En outre, on peut remarquer que l'avant projet annuel de performance ne permet pas dans sa présentation actuelle de rendre compte de la mise en oeuvre de tous les objectifs présentés dans le présent projet de loi d'orientation.

Comme l'a remarqué M. Patrick Gérard, directeur de l'enseignement scolaire, lors de son audition devant votre commission le 9 février 2005, d'autres priorités sont apparues lors de l'élaboration du présent projet de loi d'orientation. De ce fait un certain nombre d'objectifs chiffrés placés en fin de rapport ne trouve pas leur pendant dans l'avant-PAP, et à ce titre une meilleure coordination pourrait être réalisée.

2. L'enjeu d'une évaluation offrant les moyens d'une régulation et d'un pilotage efficaces

Comme le souligne le rapport annexé au présent projet de loi : « le pilotage de ce système suppose un dispositif d'évaluation qui permette, à chaque échelon, d'apprécier la pertinence des objectifs retenus, l'adéquation des moyens mis en oeuvre et la qualité des résultats obtenus ».

A ce titre, la qualité des dispositifs d'évaluation ainsi que leur exploitation sont des enjeux décisifs, que ce soit au regard de l'évolution du système éducatif ou de la réussite de la réforme budgétaire.
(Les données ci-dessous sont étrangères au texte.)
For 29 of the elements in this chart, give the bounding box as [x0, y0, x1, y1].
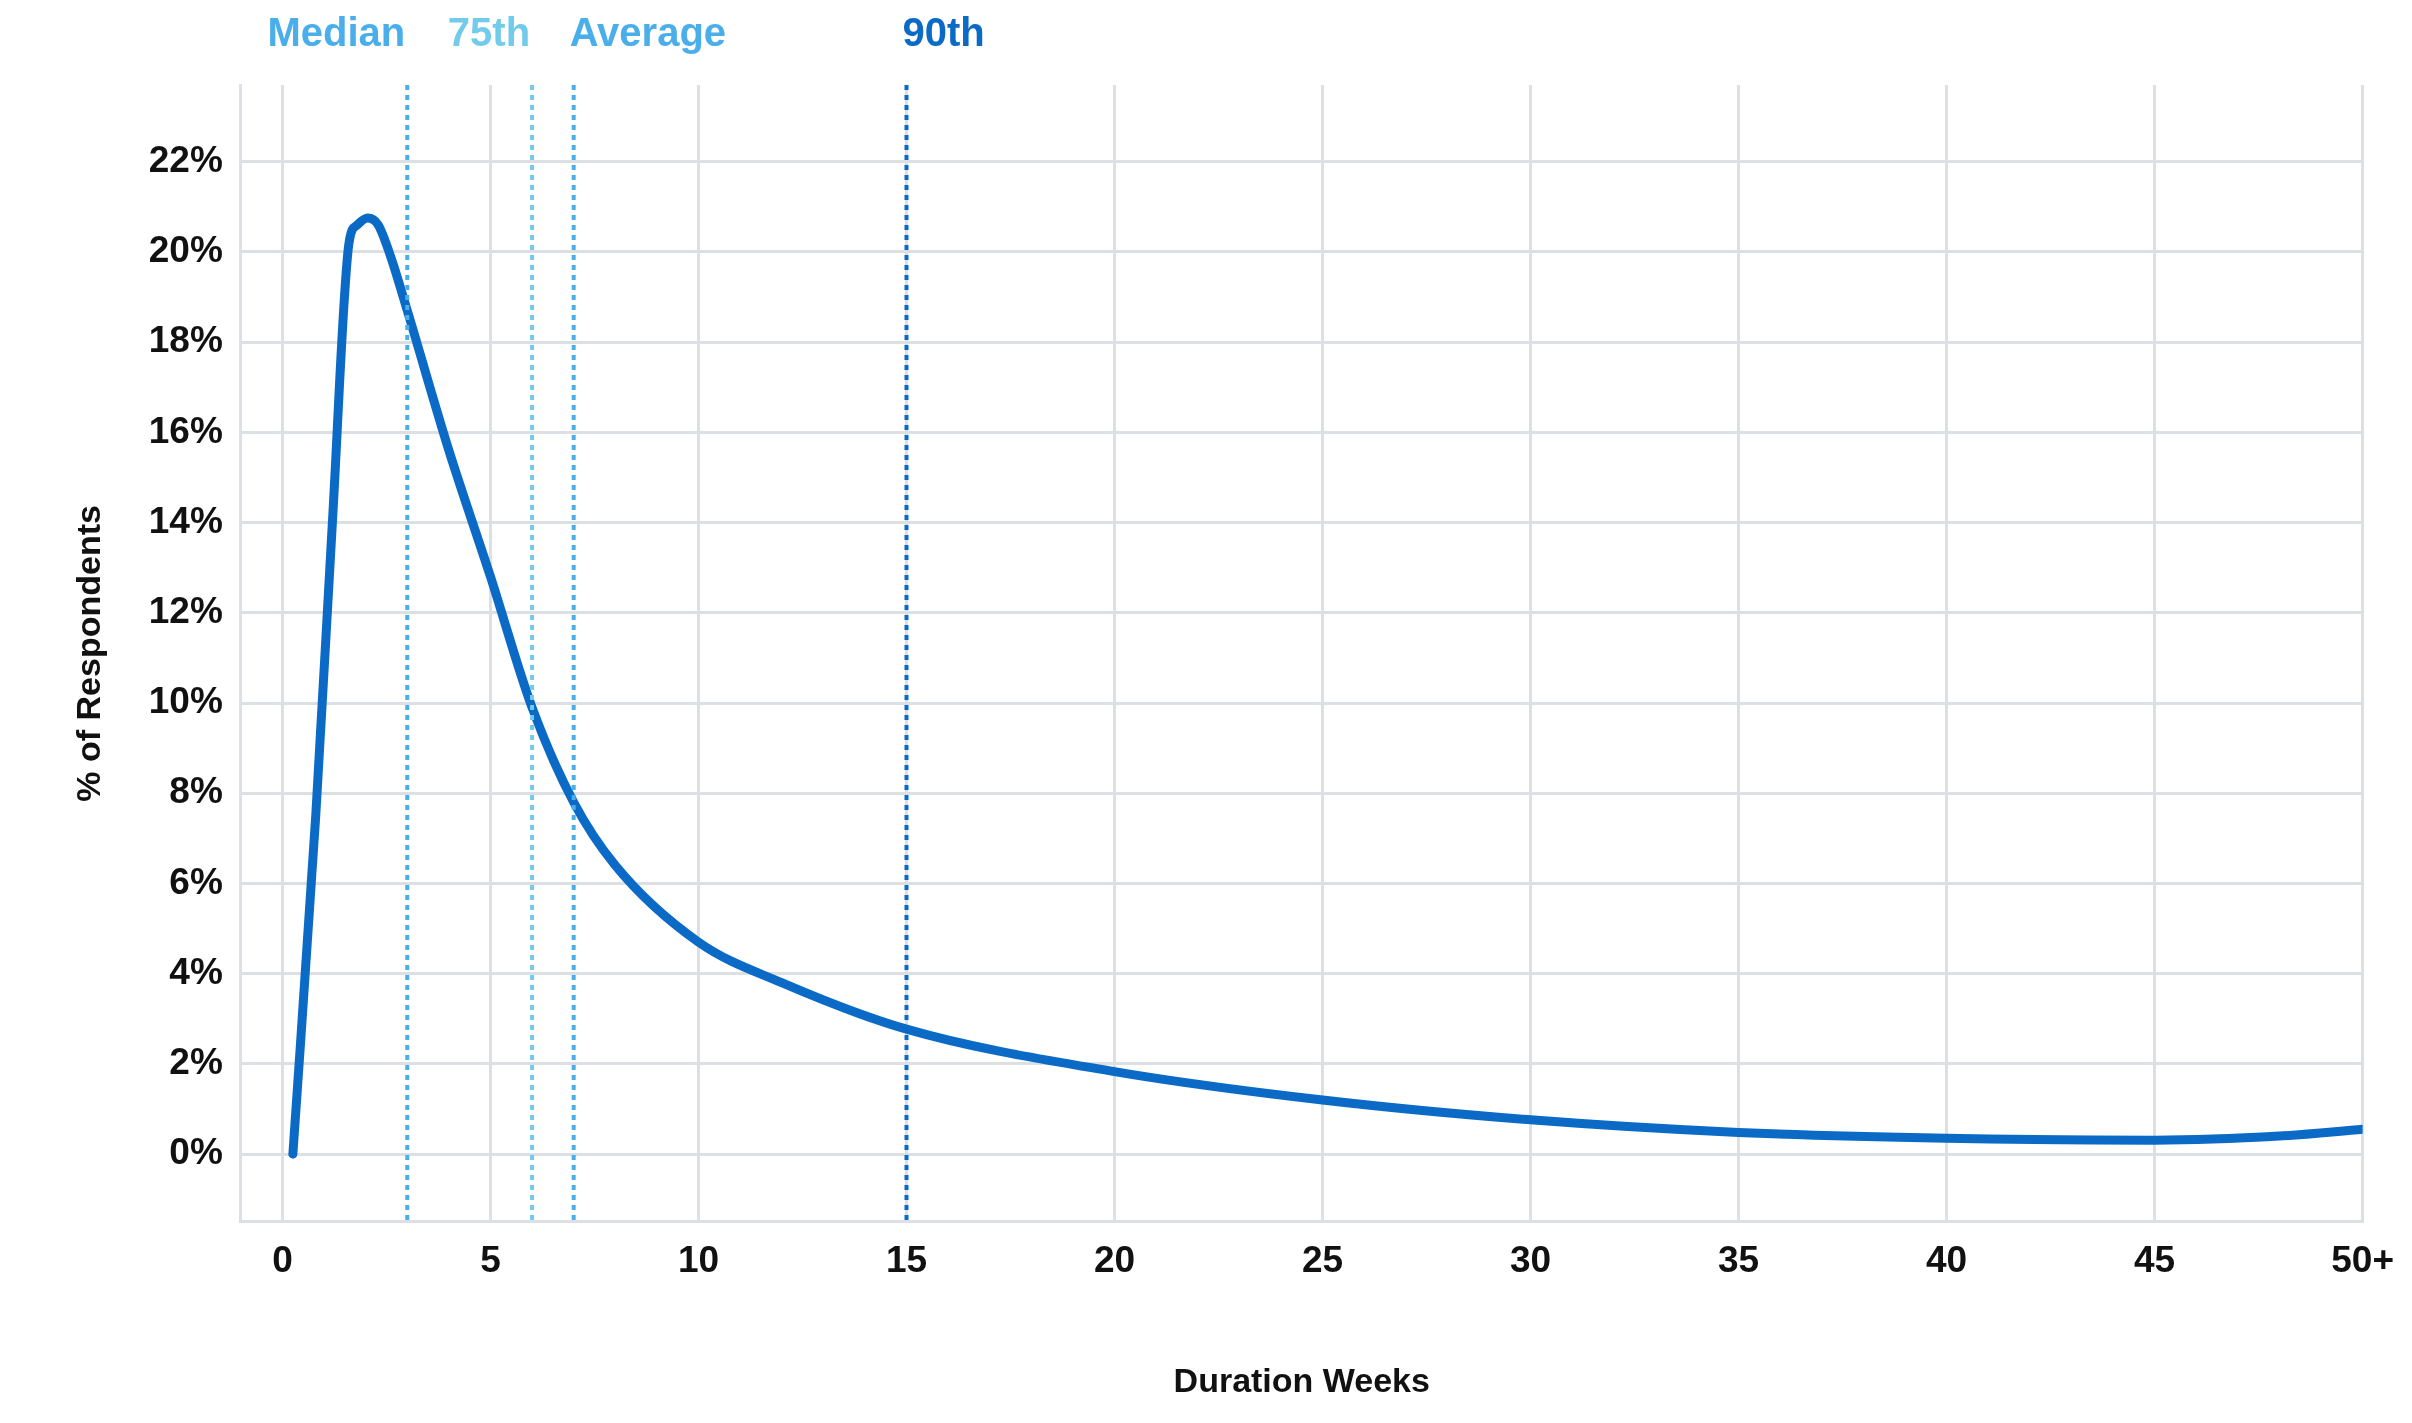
x-tick-label: 35 [1717, 1239, 1760, 1281]
ref-line-label: Median [267, 10, 406, 55]
y-axis-title: % of Respondents [68, 505, 107, 802]
y-tick-label: 18% [148, 319, 223, 361]
y-tick-label: 20% [148, 229, 223, 271]
y-tick-label: 0% [169, 1131, 223, 1173]
x-tick-label: 45 [2134, 1239, 2176, 1281]
ref-line-label: Average [569, 10, 727, 55]
x-tick-label: 20 [1093, 1239, 1136, 1281]
x-tick-label: 5 [480, 1239, 501, 1281]
y-tick-label: 2% [169, 1041, 223, 1083]
y-tick-label: 12% [148, 590, 223, 631]
y-tick-label: 4% [169, 950, 223, 992]
x-tick-label: 25 [1301, 1239, 1344, 1281]
y-tick-label: 14% [148, 499, 223, 541]
y-tick-label: 6% [169, 860, 223, 902]
x-tick-label: 15 [885, 1239, 928, 1281]
x-tick-label: 50+ [2331, 1239, 2394, 1281]
ref-line-label: 75th [447, 10, 531, 55]
y-tick-label: 8% [169, 770, 223, 812]
y-tick-label: 10% [148, 680, 223, 722]
x-tick-label: 30 [1509, 1239, 1552, 1281]
x-tick-label: 10 [677, 1239, 720, 1281]
x-axis-title: Duration Weeks [1173, 1360, 1430, 1399]
ref-line-label: 90th [902, 10, 985, 55]
y-tick-label: 16% [148, 409, 223, 451]
y-tick-label: 22% [148, 138, 223, 180]
x-tick-label: 40 [1926, 1239, 1968, 1281]
x-tick-label: 0 [272, 1239, 293, 1281]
S'agissant de la qualité des dispositifs d'évaluation, votre rapporteur pour avis regrette en particulier la difficulté qu'il y a de pouvoir aborder sereinement la question de l'évaluation des enseignants. Or, les résultats d'un système éducatifs sont largement liés aux compétences de ces personnels enseignants et aux conditions dans lesquelles ils exercent. L'attention que l'on porte régulièrement à la qualité de leur formation initiale et les débats qui en découlent accréditent cette idée.

Si les procédures d'évaluation des enseignants peuvent faire l'objet de nombreuses critiques, votre rapporteur pour avis ne souhaite aborder dans le cadre du présent rapport pour avis que le champ de l'évaluation des enseignants.
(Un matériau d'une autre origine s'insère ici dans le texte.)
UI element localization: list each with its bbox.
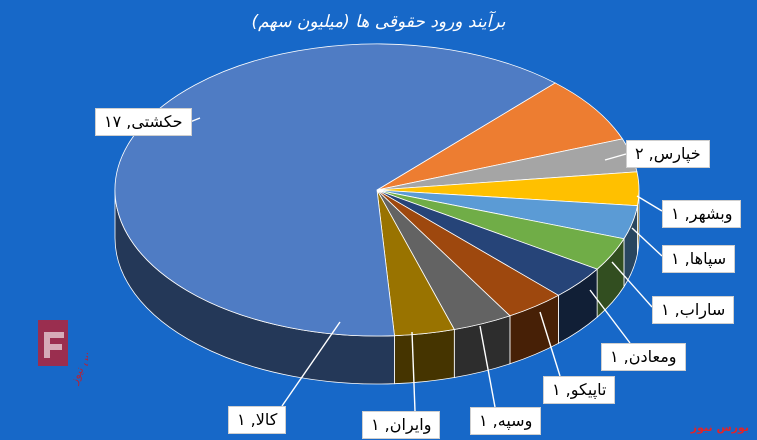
leader-line: [281, 321, 341, 407]
leader-line: [636, 195, 663, 212]
pie-slice: [376, 82, 624, 191]
slice-label: ومعادن, ۱: [601, 343, 686, 371]
leader-line: [411, 331, 416, 412]
bourse-news-logo: بورس نیوز: [38, 320, 88, 387]
corner-watermark: بورس نیوز: [690, 421, 749, 434]
leader-line: [589, 289, 631, 344]
leader-line: [479, 325, 496, 408]
leader-line: [189, 117, 201, 123]
leader-line: [539, 311, 561, 377]
slice-label: سپاها, ۱: [662, 245, 736, 273]
svg-text:بورس نیوز: بورس نیوز: [67, 337, 88, 387]
chart-title: برآیند ورود حقوقی ها (میلیون سهم): [251, 12, 506, 32]
slice-label: ساراب, ۱: [652, 296, 735, 324]
leader-line: [631, 227, 663, 257]
slice-label: وایران, ۱: [362, 411, 441, 439]
slice-label: کالا, ۱: [228, 406, 287, 434]
pie-slice: [114, 43, 556, 337]
leader-line: [611, 261, 653, 308]
pie-slice-side: [394, 329, 455, 385]
slice-label: تاپیکو, ۱: [543, 376, 616, 404]
slice-label: خپارس, ۲: [626, 140, 710, 168]
slice-label: حکشتی, ۱۷: [95, 108, 192, 136]
slice-label: وسپه, ۱: [470, 407, 542, 435]
leader-line: [604, 153, 627, 161]
slice-label: وبشهر, ۱: [662, 200, 742, 228]
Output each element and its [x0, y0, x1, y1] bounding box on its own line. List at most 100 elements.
En effet, on peut constater que le présent projet de loi met l'accent d'une part, sur la liberté pédagogique des enseignants (article 25 du présent projet de loi) et d'autre part, sur les résultats que doivent atteindre les élèves ainsi que sur la capacité du système à traiter les difficultés scolaire. Dans cette perspective, votre rapporteur pour avis suggère que le travail des corps d'inspection soit davantage orienté vers les résultats des élèves et leur évolution. Il présentera un amendement en ce sens.

Concernant l'utilisation des évaluations, votre rapporteur pour avis souligne que le nouveau formatage des lois de finances est de nature à améliorer l'exploitation des évaluations. En effet, les rapports annuels de performances et les projets annuels de performance offrent la possibilité de donner une plus grande lisibilité aux évaluations et de permettre une meilleure utilisation de celles-ci, répondant en cela à une critique récurrente relative à la sous-utilisation des évaluations en matière d'éducation.

Dans son avis de 2002 relatif aux forces et aux faiblesses de l'évaluation du système éducatif français sur, le Haut conseil de l'évaluation de l'école notait que « l'évaluation du système éducatif français se [présentait] sous la forme d'un foisonnement de travaux et de dispositifs variés qui se sont ajoutés les uns aux autres, sans constituer véritablement un ensemble organisé et cohérent qui permette de répondre, à la fois et à tous les niveaux, aux deux objectifs de l'évaluation : rendre compte aux citoyens et aux « usagers» de l'état du système éducatif, et donner aux responsables et aux acteurs les moyens d'une régulation et d'un pilotage ».

Il mettait surtout l'accent sur « la variété des dispositifs d'évaluation en usages » et soulignait que « la question majeure, aujourd'hui, est celle du très faible usage de ces évaluations. »

L'examen des rapports annuels de performance ainsi que des projets annuels de performance lors des lois de finances peuvent permettre une meilleure diffusion et utilisation des ces évaluations.